1889: Exposition Universelle (World’s Fair) in Paris opens with the recently completed Eiffel Tower serving as the entrance arch; the elevators in the tower are not yet ready, so intrepid visitors have to climb 1,710 steps to reach the top.
1937: German airship Hindenburg explodes in flames at Lakehurst, N.J., killing 35 of the 97 on board and one on the ground.
1940: Pulitzer prize awarded to John Steinbeck for The Grapes of Wrath.
1941: Joseph Stalin becomes Premier of the Soviet Union, replacing Foreign Minister Vyacheslav Molotov.
1955: West Germany joins NATO.
1957: Last broadcast of I Love Lucy on CBS-TV.
1968: Columbia Records releases Johnny Cash at Folsom Prison, the first live album by American singer-songwriter Johnny Cash.
1975: Early warnings provided by REACT (ham and CB radio operators).
1987: American politician Gary Hart denies affair with model Donna Rice.
1994: Channel Tunnel linking Folkestone, England, and Calais, France, officially opens.
Birthdays today Include: Maximilien Robespierre, French revolutionary; William Strong, lawyer, jurist, politician, and Associate Justice of the Supreme Court (1870-80); Robert Peary, arctic explorer who claimed to have reached the geographic North Pole first (Apr. 6 1909); Sigmund Freud; Motilal Nehru, Indian lawyer and freedom fighter; Amadeo Giannini, banker and entrepreneur (founded Bank of America), Russell Stover, chemist, entrepreneur, and co-founder of Russell Stover Candies; Rudolph Valentino, Italian actor and silent movie idol (The Sheik, Eagle); Raymond Bailey, actor (Vertigo, The Beverly Hillbillies, The Incredible Shrinking Man); Stewart Granger, British-American actor (The Prisoner of Zenda); Orson Welles, actor and director (Citizen Kane, War of the Worlds); Willie Mays, Baseball Hall of Fame center fielder, Leon Hughes, pop-rock singer (The Coasters – “Young Blood”); Rubin “Hurricane” Carter, boxer (famous murder conviction overturned after 19 years imprisonment); Bob Seger, singer and songwriter (“Old Time Rock and Roll,” “Hollywood Nights,” “Against The Wind”); Mary MacGregor, pop singer (“Torn Between Two Lovers”); Tony Blair, British PM; and Tom Bergeron, TV host (America’s Funniest Home Videos, 2006-15).
If today is your day, you’re in some well-known company! Enjoy this day.
***
I said in yesterday’s daily:
But here’s what the chattering class consistently misses: Rank-and-file voters in both parties sit measurably and consistently to the right of their own party leadership. That’s not an opinion; that’s a well-established pattern, running decades deep.
So, you might imagine my reaction when I noted an interesting report at The Federalist this morning:
Establishment Republicans have for more than a month stalled their half-hearted effort to keep their focus on the bill in hopes of convincing enough Democrats to vote for it. Of course, it’s hard to make liberals defend their unpopular stance if you don’t make them defend their unpopular stance.

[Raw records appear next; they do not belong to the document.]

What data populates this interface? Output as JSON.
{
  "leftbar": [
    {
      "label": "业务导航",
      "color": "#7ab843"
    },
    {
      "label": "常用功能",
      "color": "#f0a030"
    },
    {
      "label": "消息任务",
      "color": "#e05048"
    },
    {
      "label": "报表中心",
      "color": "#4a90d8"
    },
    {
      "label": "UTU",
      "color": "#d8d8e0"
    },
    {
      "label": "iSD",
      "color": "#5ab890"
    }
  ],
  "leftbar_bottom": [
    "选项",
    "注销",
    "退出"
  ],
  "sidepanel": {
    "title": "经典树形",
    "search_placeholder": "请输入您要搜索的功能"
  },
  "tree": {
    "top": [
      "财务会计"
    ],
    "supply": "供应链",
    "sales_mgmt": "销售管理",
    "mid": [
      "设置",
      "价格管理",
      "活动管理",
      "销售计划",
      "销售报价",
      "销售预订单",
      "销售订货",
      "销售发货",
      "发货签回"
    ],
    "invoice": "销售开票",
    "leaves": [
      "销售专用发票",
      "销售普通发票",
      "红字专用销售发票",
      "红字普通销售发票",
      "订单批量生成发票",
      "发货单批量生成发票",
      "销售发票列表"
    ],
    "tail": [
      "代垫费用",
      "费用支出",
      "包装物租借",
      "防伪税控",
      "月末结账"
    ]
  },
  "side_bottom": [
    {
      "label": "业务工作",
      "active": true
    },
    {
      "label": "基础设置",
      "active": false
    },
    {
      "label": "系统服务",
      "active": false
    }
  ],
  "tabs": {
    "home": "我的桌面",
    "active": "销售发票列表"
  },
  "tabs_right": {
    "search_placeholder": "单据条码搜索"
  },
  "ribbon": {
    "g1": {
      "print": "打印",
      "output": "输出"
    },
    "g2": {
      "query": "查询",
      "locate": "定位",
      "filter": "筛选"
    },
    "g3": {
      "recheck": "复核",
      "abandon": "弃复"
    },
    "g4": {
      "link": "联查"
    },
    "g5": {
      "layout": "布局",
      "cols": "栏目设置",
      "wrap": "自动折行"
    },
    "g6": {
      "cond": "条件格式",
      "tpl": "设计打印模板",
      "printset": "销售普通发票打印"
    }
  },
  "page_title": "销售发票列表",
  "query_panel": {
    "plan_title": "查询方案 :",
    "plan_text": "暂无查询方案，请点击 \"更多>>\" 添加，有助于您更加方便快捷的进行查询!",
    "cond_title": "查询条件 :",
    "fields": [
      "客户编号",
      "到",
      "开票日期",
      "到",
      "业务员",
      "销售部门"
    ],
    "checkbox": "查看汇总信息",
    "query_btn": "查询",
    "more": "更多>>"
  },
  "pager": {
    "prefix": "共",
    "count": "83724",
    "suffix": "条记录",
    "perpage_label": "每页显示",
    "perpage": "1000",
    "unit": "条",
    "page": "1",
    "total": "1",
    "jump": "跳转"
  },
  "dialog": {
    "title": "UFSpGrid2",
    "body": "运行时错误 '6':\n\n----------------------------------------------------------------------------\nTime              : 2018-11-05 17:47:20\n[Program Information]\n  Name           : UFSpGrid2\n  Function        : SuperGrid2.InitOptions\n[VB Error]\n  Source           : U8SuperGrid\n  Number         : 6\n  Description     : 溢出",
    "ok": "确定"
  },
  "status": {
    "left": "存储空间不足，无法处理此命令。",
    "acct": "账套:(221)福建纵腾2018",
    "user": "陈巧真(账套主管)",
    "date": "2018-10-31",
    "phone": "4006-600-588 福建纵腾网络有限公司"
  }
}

The Federalist reached out to Thune’s office on Monday. No answer on the status of the SAVE America act, which would amend the flawed National Voter Registration Act of 1993 to require documentary proof of citizenship to register to vote and photo identification to cast a ballot in a federal election. Majority Republicans could push for an end to the bill-killing filibuster to pass the legislation. Several senators and President Donald Trump have urged Senate leadership to do just that. But they won’t, apparently trusting that Democrats wouldn’t do the same when they control the upper House again.

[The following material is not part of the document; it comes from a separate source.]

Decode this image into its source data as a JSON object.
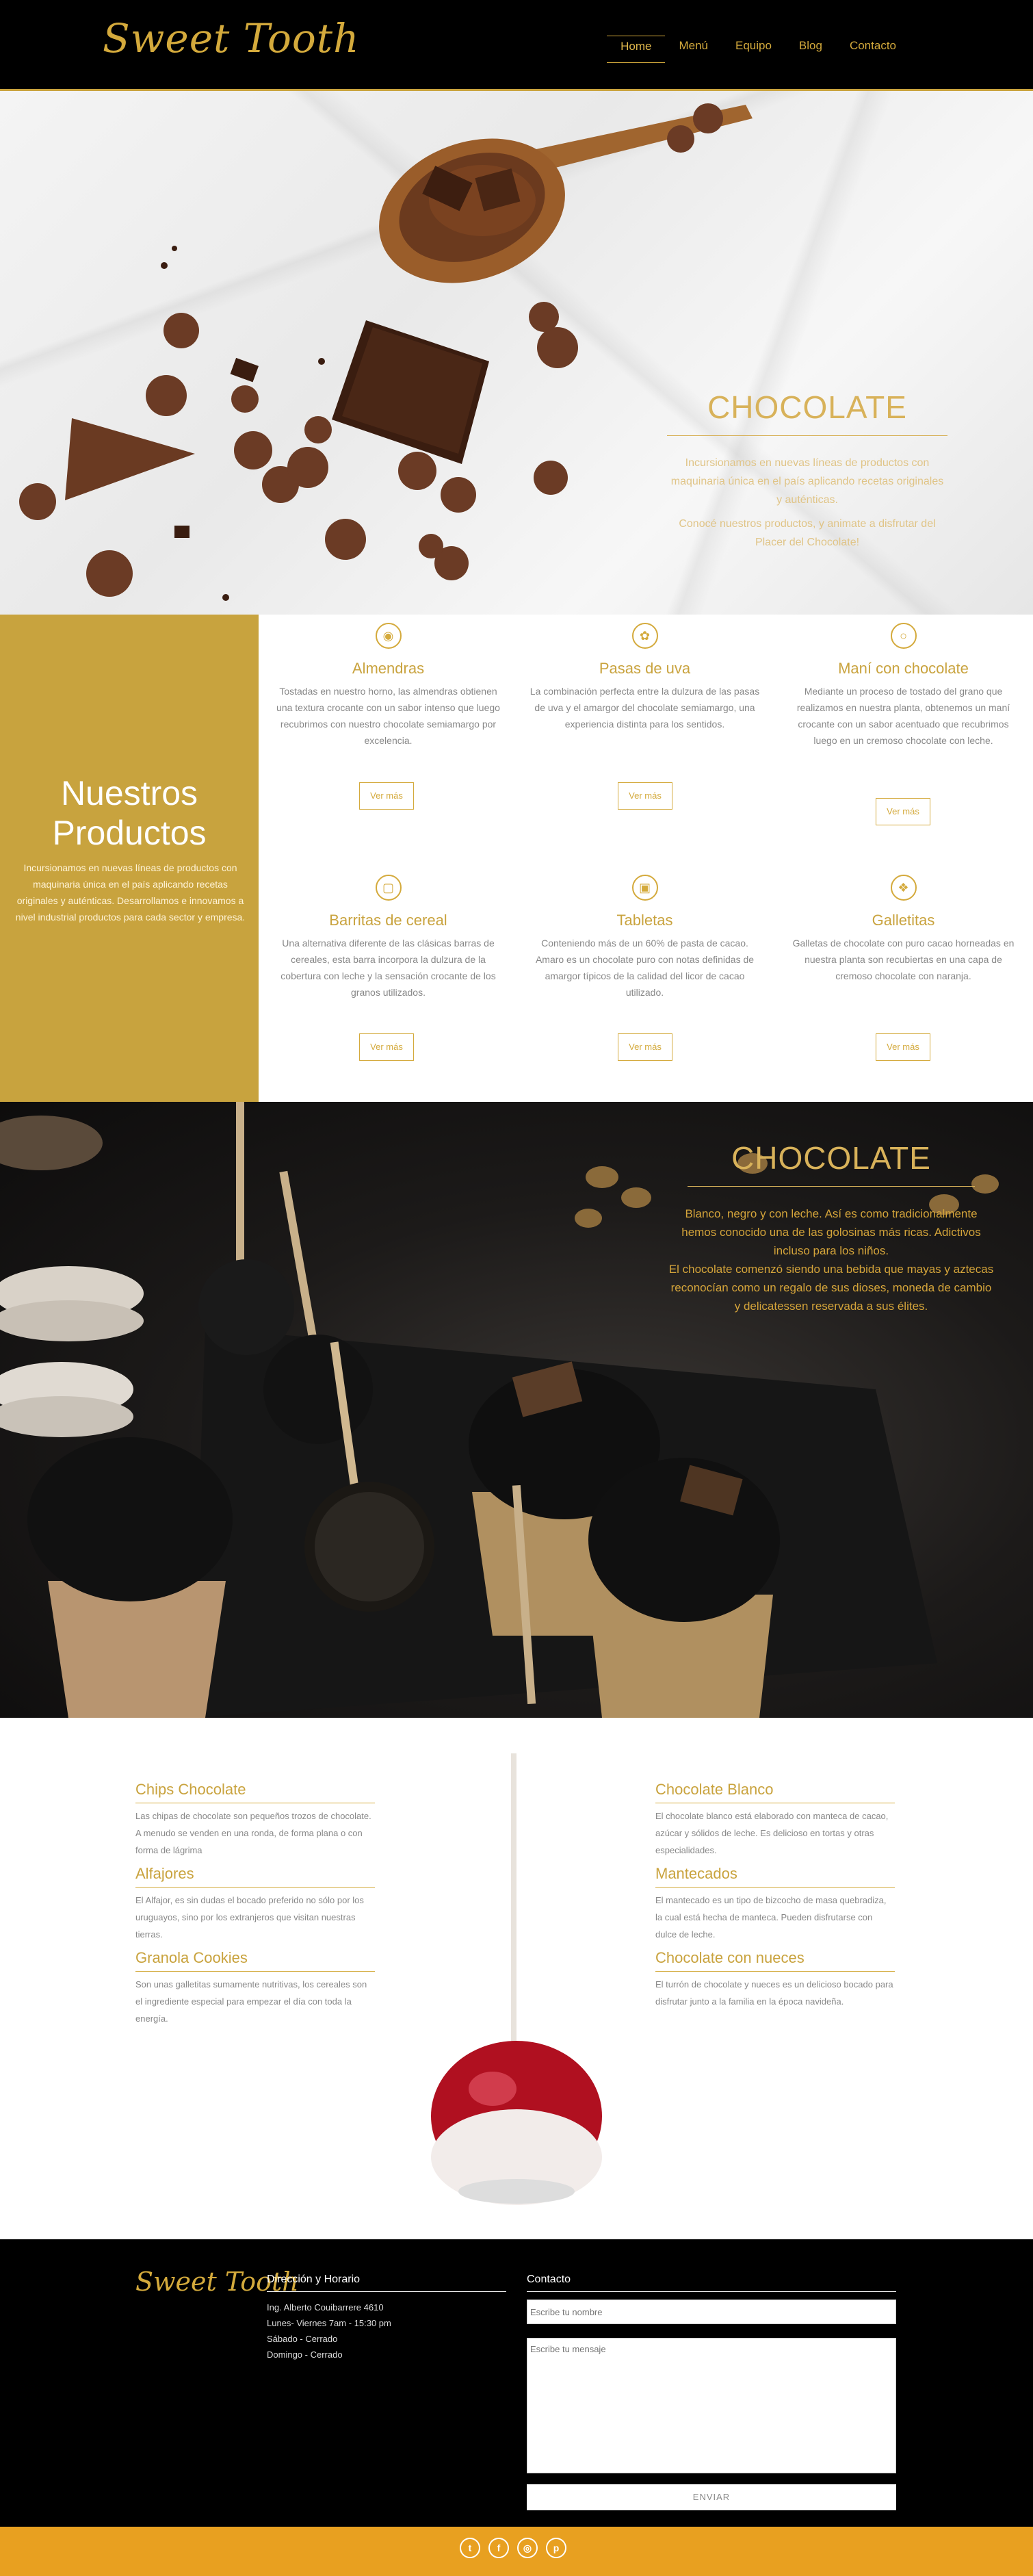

Let me explain my position here so there’s no doubt in your mind: Last October, I drew a thick line between the GOP, which is to say, actual conservatives, and the establishment GOP, thusly:
I have often said that our country suffers from two major problems.
- The GOP establishment, which, with its willingness to negotiate away America’s culture, values, people, and place in the world, demonstrates it couldn’t care less about any of it, so long as it gets to position itself as ruling over the ashes.

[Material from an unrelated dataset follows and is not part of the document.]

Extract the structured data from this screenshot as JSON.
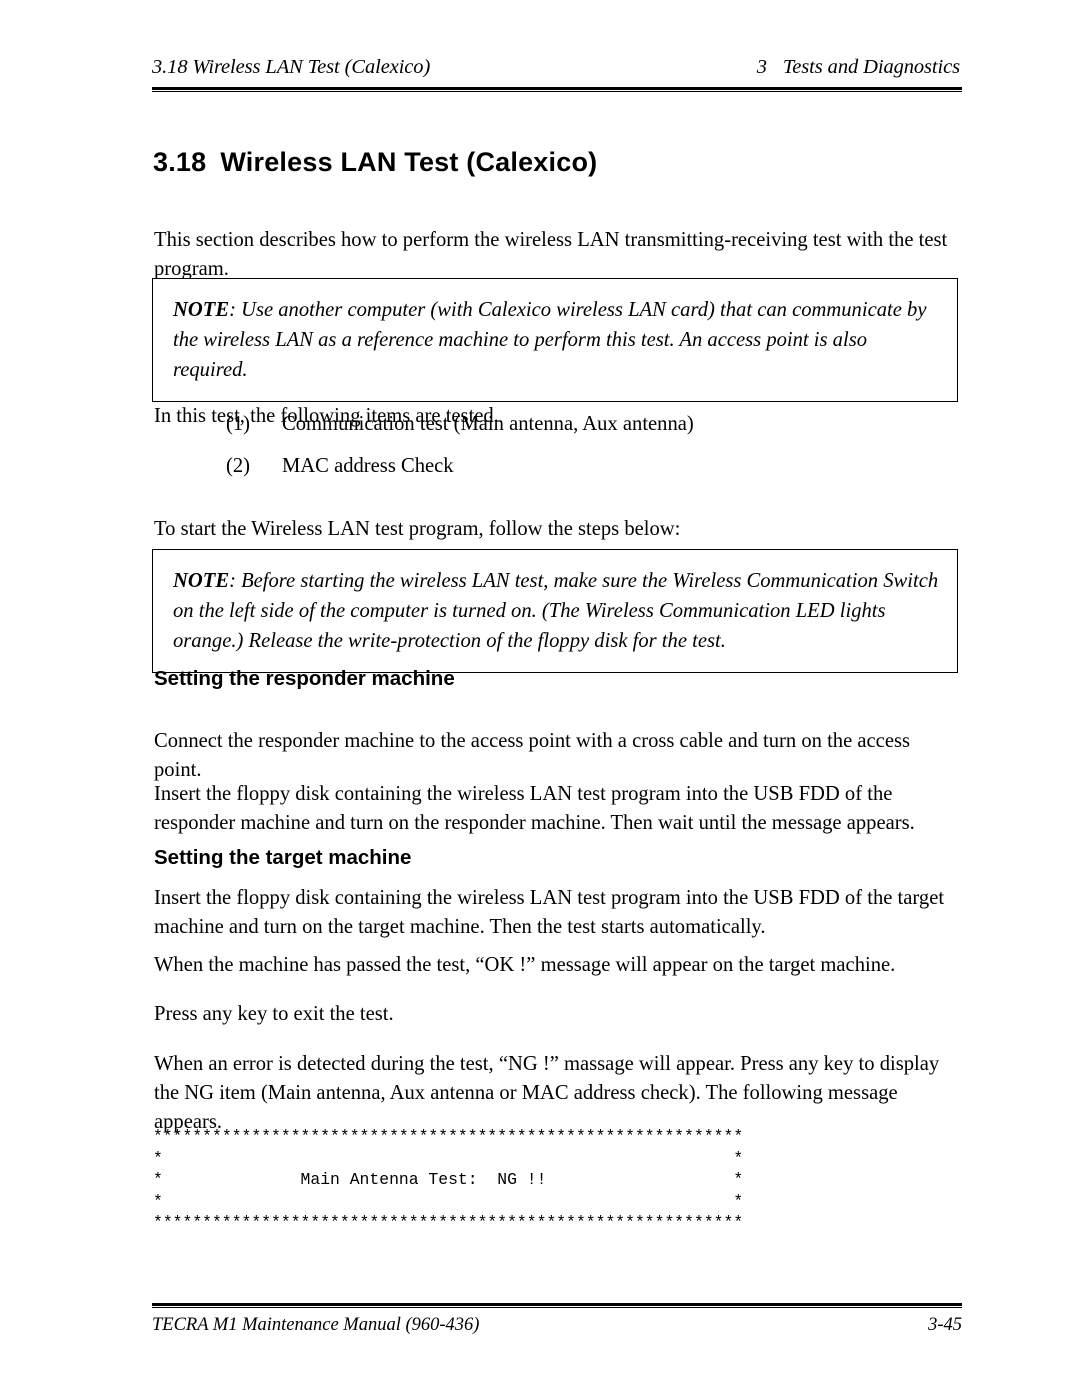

- The Democrats, who are holding the torches.
Go read the older column from last October for the full picture — but here’s the gist, with no more coy throat-clearing.
For decades, we watched the radical left systematically gut every institution. And the establishment — your Mitch McConnells, your John Thunes, your Mitt Romneys — stood there flat-footed, did absolutely nothing, and then had the audacity to scratch their heads, wondering why GOP voters stayed home for Romney and McCain, and why both houses of Congress kept slipping through their fingers. Oh, and lest we forget, they still can’t wrap their minds around Donald Trump winning not once, not twice, but probably three times. (Unless you actually believe that Joe Biden got 81 million votes out of his rambling and nonsensical campaign from his basement.)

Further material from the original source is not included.